Um sich für Politik zu interessieren muss man nicht volljährig sein, findet der Tutzinger Jugendbeirat. (Foto: Leonhard Simon)

In vielen Bundesländern dürfen Jugendliche bereits mit sechzehn Jahren wählen, in Bayern nicht. Zu unrecht, sagt der Tutzinger Jugendbeirat - und geht nun auf Stimmenfang.

Interview von Ella Adam, Tutzing

Jeder weiß, was passiert, wenn Jugendliche sich von der Politik nicht gehört fühlen: Sie demonstrieren, zum Beispiel bei Fridays for Future. Das führt nur nicht oft genug zu konkreten Maßnahmen, findet Juliana von Brühl-Störlein. Die 19-jährige Studentin ist stellvertretende Vorsitzende des Jugendbeirats Tutzing, der sich mit einem Aktionstag am Samstag für die Senkung des Wahlalters in Bayern einsetzt.

SZ: Hätten Sie mit 16 gewusst, wen Sie wählen sollen?

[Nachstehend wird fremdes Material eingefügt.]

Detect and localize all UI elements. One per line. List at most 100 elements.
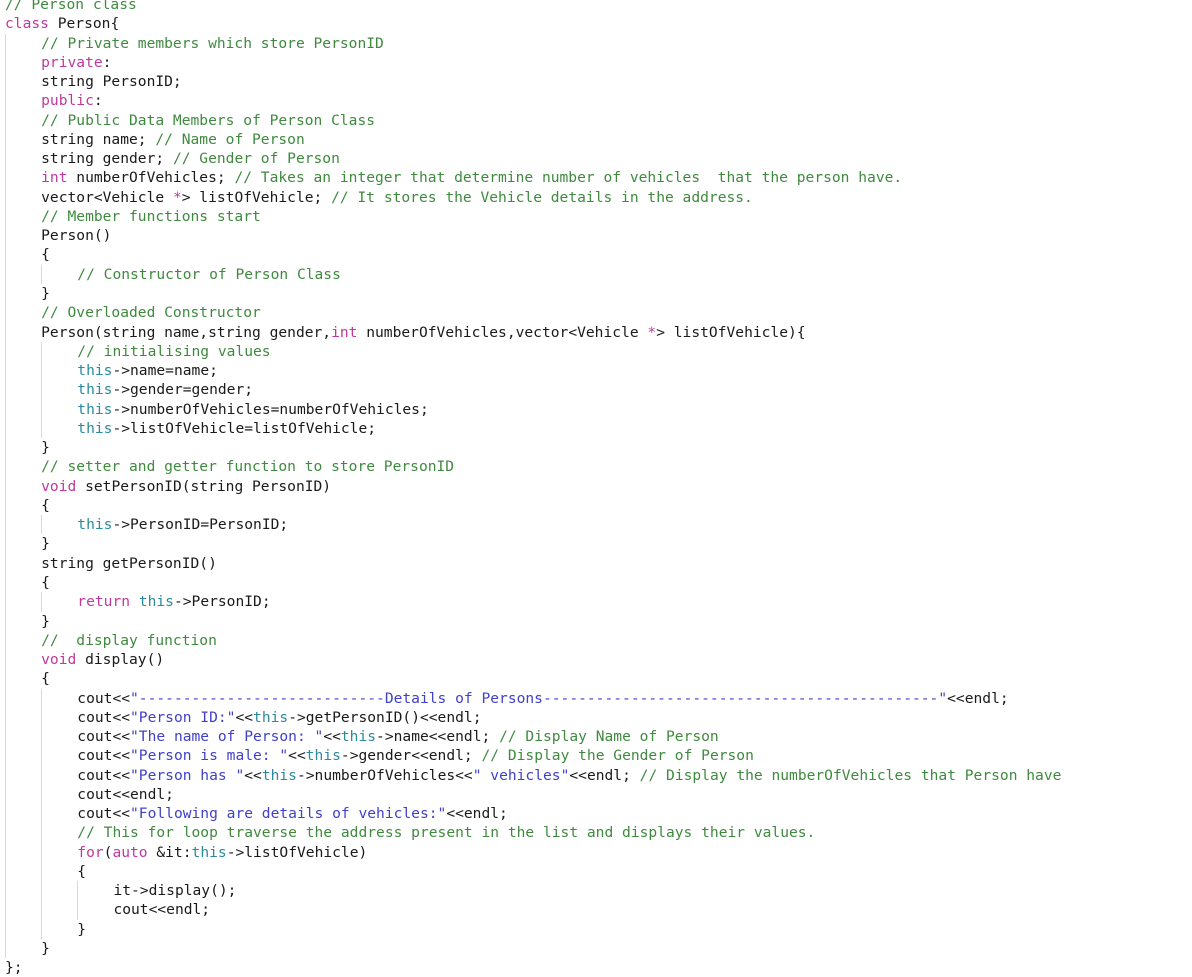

Juliana von Brühl-Störlein: Ja, definitiv. Mein Vater ist Berufssoldat. Dadurch ist das Weltgeschehen und die Politik der Bundesregierung für meine Familie grundsätzlich wichtig. Dadurch habe ich mich schon früh kritisch damit auseinander gesetzt, warum mein Vater gerade zuhause ist oder bei einem Auslandseinsatz. Ich habe jegliche Wahl, vom Bürgermeister zur Bundesebene, verfolgt und hätte gewusst, wen ich wählen würde.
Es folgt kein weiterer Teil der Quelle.